Everyone who was assigned Flight 103 assembled in the lounge and was relegated a specific assignment. Myself and other colleagues were designated contact people. As area C & D agents escorted families into the lounge one at a time, I immediately had to verify the victim's identity via the flight manifest that we each had on a clipboard which listed the names of the 270 passengers and crew onboard Flight 103. When I asked the family to disclose the name of the passenger they were meeting, I was required to secure vital information such as their relationship to the victim and contact numbers. Maintaining a modem of decorum was a priority. Not having been professionally or psychologically trained in working disasters of such magnitude, inner strength and numbness enabled me to carry out my duties without falling apart emotionally as I stoically confirmed their worst nightmare.

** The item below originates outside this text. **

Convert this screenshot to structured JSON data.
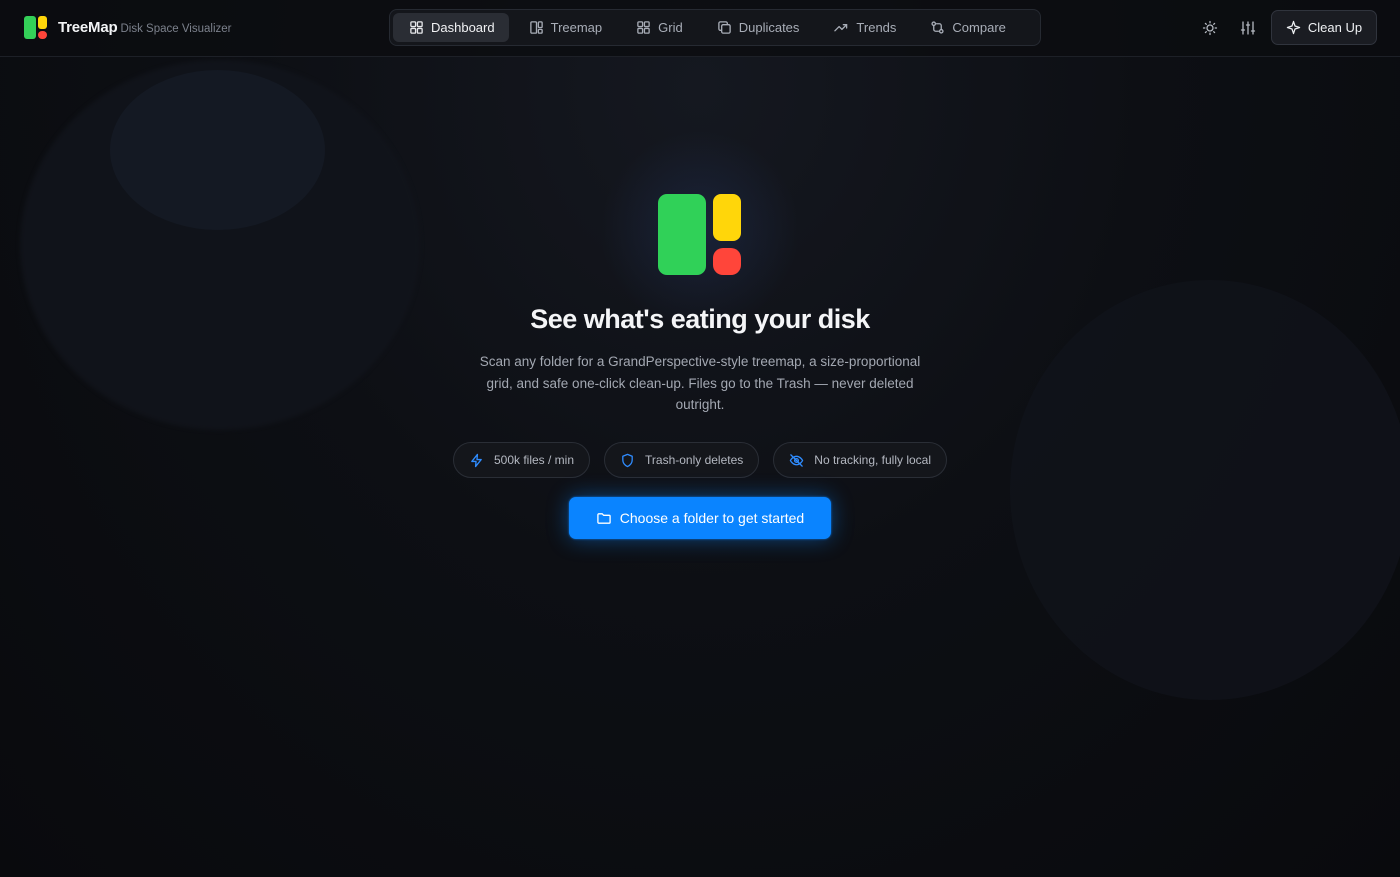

At approximately 5:30, the relentless and despicable pursuit for media sensationalism already began at the terminal. Hundreds of reporters swarmed in like vultures ready to attack innocent prey. They tried to force their way beyond the sealed-off ropes to gain access into the first class lounge. They pushed through barricades that protected the families being escorted during their terrifying walk from "Area C and D" towards the lounge where catastrophic realities awaited them.

Meanwhile, the local Pan Am VIP's started converging in the lounge in an attempt to disseminate details to us from Lockerbie. We were advised that at 8:00 p. m., the CEO would come in and hold a private conference to update the families, which would be followed by a national press conference outside of the doors. When Tom P. entered the lounge and stood on a make shift podium, you could sense the collective sounds of everyone's heartbeat. All terrified eyes in that room faced him, and all arms were tightly interlocked with one another as they braced themselves for the unimaginable.

And then, emotionally, he made the official announcement: there were no survivors. For the second time that night, emotional paralysis befell the families and their unbearable pain could be heard around the world. We all held on to them, for had we let go, they would have fallen to the ground. The slightest glimmer of hope for survival had been shattered and our tasks were re-assigned from rescue mode to recovery mode.

While working the "room" that night, myself and several of my colleagues had been informed by upper management that Flight 103 was presumably brought down by a bomb. It was also established that night that Pan Am officials and Washington D.C. were aware of this time-framed bomb threat, since American embassies were put on alert several weeks prior to Dec. 21st.

As the investigative events unfolded from month to month and year to year, even to this day, the truth remains elusive.

Dec. 21, 1988 was the day the lounge was transformed from an opulent inner sanctum for the privileged first class passenger, to an urbane chamber of horrors for the next of kin.